Big Bubbles (no troubles)

What sucks, who sucks and you suck

No-Reboot, No Kidding

Seen on Solaris Central: > JNI Ships ‘No-Reboot’ Solaris Driver

This takes me back. The first and last time I had experience with a Solaris driver from JNI, it too was “no-reboot”. As in, the system would no longer boot once the driver was installed.

I took crash dumps. I gathered Explorer outputs. I called Sun and opened a call. My friend and former colleague Clive kindly had the call diverted to him and proceeded to plunge headfirst into the dumps. Coming up for air a short time later, he averred that the problem “seemed” to lie in the JNI driver code because the Solaris kernel execution around it had been fine.

We called JNI in New York with our findings. They said no, it worked on their test system and therefore it was a Solaris issue. Um, we said, are you sure you wouldn’t mind looking at this d… No, it’s a Solaris problem, they insisted. (In the background, there was the low rumble of the client getting antsy, almost drowned out by the shrill screeches of their reseller panicking and wanting me to be on site every day so I could stare at the server as it crashed again. This died down when their account manager managed to get himself banned from the site. Ha. Ha. Haw.)

A pleasant young lady from Sun got in touch to ask me for my feelings (as a third party Sun consultant, it was a rarity ever to be asked for a view on anything by Sun). She apologised for coming into the call raw, but had been off with back problems. I sympathised and said that this call was giving me pains in the lower back region too. I said that I was about as unsure as everyone else at this point, but that Clive had examined the crash dumps and argued a strong case for the problem lying with the JNI code, complete with relevant extracts from the stack trace. I didn’t understand his argument (not being fluent in kernelese) but at least he had backed up his claim. The JNI guys, on the other hand, felt it was merely sufficient to deny responsibility and point the finger at Solaris. The crash dump? No, it’s a Solaris problem. But the crash happening after their driver initialised? It’s a Solaris problem. (We couldn’t argue with their incisive logic…well, we might have done if they’d stayed on the phone long enough.)

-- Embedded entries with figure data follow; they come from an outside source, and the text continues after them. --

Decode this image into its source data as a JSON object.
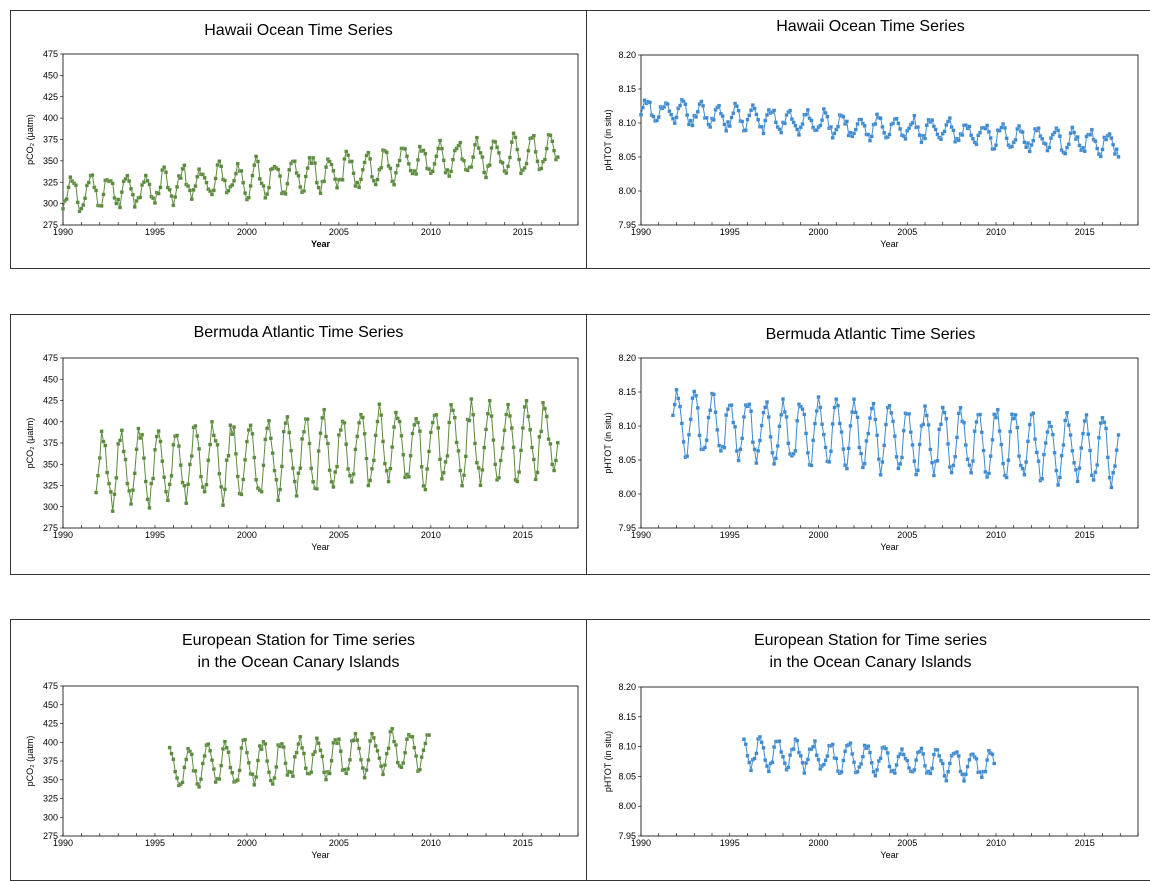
{
  "chart_data": [
    {
      "type": "line",
      "title": "Hawaii Ocean Time Series",
      "xlabel": "Year",
      "xlabel_bold": true,
      "ylabel": "pCO₂ (μatm)",
      "xlim": [
        1990,
        2018
      ],
      "ylim": [
        275,
        475
      ],
      "xticks": [
        1990,
        1995,
        2000,
        2005,
        2010,
        2015
      ],
      "yticks": [
        275,
        300,
        325,
        350,
        375,
        400,
        425,
        450,
        475
      ],
      "ytick_decimals": 0,
      "color": "#5a8a3c",
      "start": 1990.0,
      "end": 2016.9,
      "trend": [
        310,
        1.9
      ],
      "amp": 18,
      "noise": 8,
      "grid": false,
      "legend": "none"
    },
    {
      "type": "line",
      "title": "Hawaii Ocean Time Series",
      "xlabel": "Year",
      "xlabel_bold": false,
      "ylabel": "pHTOT (in situ)",
      "xlim": [
        1990,
        2018
      ],
      "ylim": [
        7.95,
        8.2
      ],
      "xticks": [
        1990,
        1995,
        2000,
        2005,
        2010,
        2015
      ],
      "yticks": [
        7.95,
        8.0,
        8.05,
        8.1,
        8.15,
        8.2
      ],
      "ytick_decimals": 2,
      "color": "#3d8ad0",
      "start": 1990.0,
      "end": 2016.9,
      "trend": [
        8.118,
        -0.0018
      ],
      "amp": 0.015,
      "noise": 0.007,
      "grid": false,
      "legend": "none"
    },
    {
      "type": "line",
      "title": "Bermuda Atlantic Time Series",
      "xlabel": "Year",
      "xlabel_bold": false,
      "ylabel": "pCO₂ (μatm)",
      "xlim": [
        1990,
        2018
      ],
      "ylim": [
        275,
        475
      ],
      "xticks": [
        1990,
        1995,
        2000,
        2005,
        2010,
        2015
      ],
      "yticks": [
        275,
        300,
        325,
        350,
        375,
        400,
        425,
        450,
        475
      ],
      "ytick_decimals": 0,
      "color": "#5a8a3c",
      "start": 1991.8,
      "end": 2016.9,
      "trend": [
        340,
        1.6
      ],
      "amp": 42,
      "noise": 12,
      "grid": false,
      "legend": "none"
    },
    {
      "type": "line",
      "title": "Bermuda Atlantic Time Series",
      "xlabel": "Year",
      "xlabel_bold": false,
      "ylabel": "pHTOT (in situ)",
      "xlim": [
        1990,
        2018
      ],
      "ylim": [
        7.95,
        8.2
      ],
      "xticks": [
        1990,
        1995,
        2000,
        2005,
        2010,
        2015
      ],
      "yticks": [
        7.95,
        8.0,
        8.05,
        8.1,
        8.15,
        8.2
      ],
      "ytick_decimals": 2,
      "color": "#3d8ad0",
      "start": 1991.8,
      "end": 2016.9,
      "trend": [
        8.105,
        -0.0015
      ],
      "amp": 0.045,
      "noise": 0.012,
      "grid": false,
      "legend": "none"
    },
    {
      "type": "line",
      "title_lines": [
        "European Station for Time series",
        "in the Ocean Canary Islands"
      ],
      "xlabel": "Year",
      "xlabel_bold": false,
      "ylabel": "pCO₂ (μatm)",
      "xlim": [
        1990,
        2018
      ],
      "ylim": [
        275,
        475
      ],
      "xticks": [
        1990,
        1995,
        2000,
        2005,
        2010,
        2015
      ],
      "yticks": [
        275,
        300,
        325,
        350,
        375,
        400,
        425,
        450,
        475
      ],
      "ytick_decimals": 0,
      "color": "#5a8a3c",
      "start": 1995.8,
      "end": 2009.9,
      "trend": [
        355,
        1.8
      ],
      "amp": 25,
      "noise": 8,
      "grid": false,
      "legend": "none"
    },
    {
      "type": "line",
      "title_lines": [
        "European Station for Time series",
        "in the Ocean Canary Islands"
      ],
      "xlabel": "Year",
      "xlabel_bold": false,
      "ylabel": "pHTOT (in situ)",
      "xlim": [
        1990,
        2018
      ],
      "ylim": [
        7.95,
        8.2
      ],
      "xticks": [
        1990,
        1995,
        2000,
        2005,
        2010,
        2015
      ],
      "yticks": [
        7.95,
        8.0,
        8.05,
        8.1,
        8.15,
        8.2
      ],
      "ytick_decimals": 2,
      "color": "#3d8ad0",
      "start": 1995.8,
      "end": 2009.9,
      "trend": [
        8.098,
        -0.0015
      ],
      "amp": 0.022,
      "noise": 0.008,
      "grid": false,
      "legend": "none"
    }
  ]
}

Stasis. I moved on to other clients. A short while later, I heard that JNI had found a problem with their driver when loaded in systems with less than the 2Gb of RAM that their test system had installed.

(Disclaimer: I have no idea what their latest “No-Reboot” driver is or the general quality level of their product line. Who knows, it may just work. My point is that, in a four-way cluster-fuck between a client, a reseller, a systems vendor and a third party supplier, trust no one but if you have to trust anyone, put your money on the guy who shows you what he’s talking about.)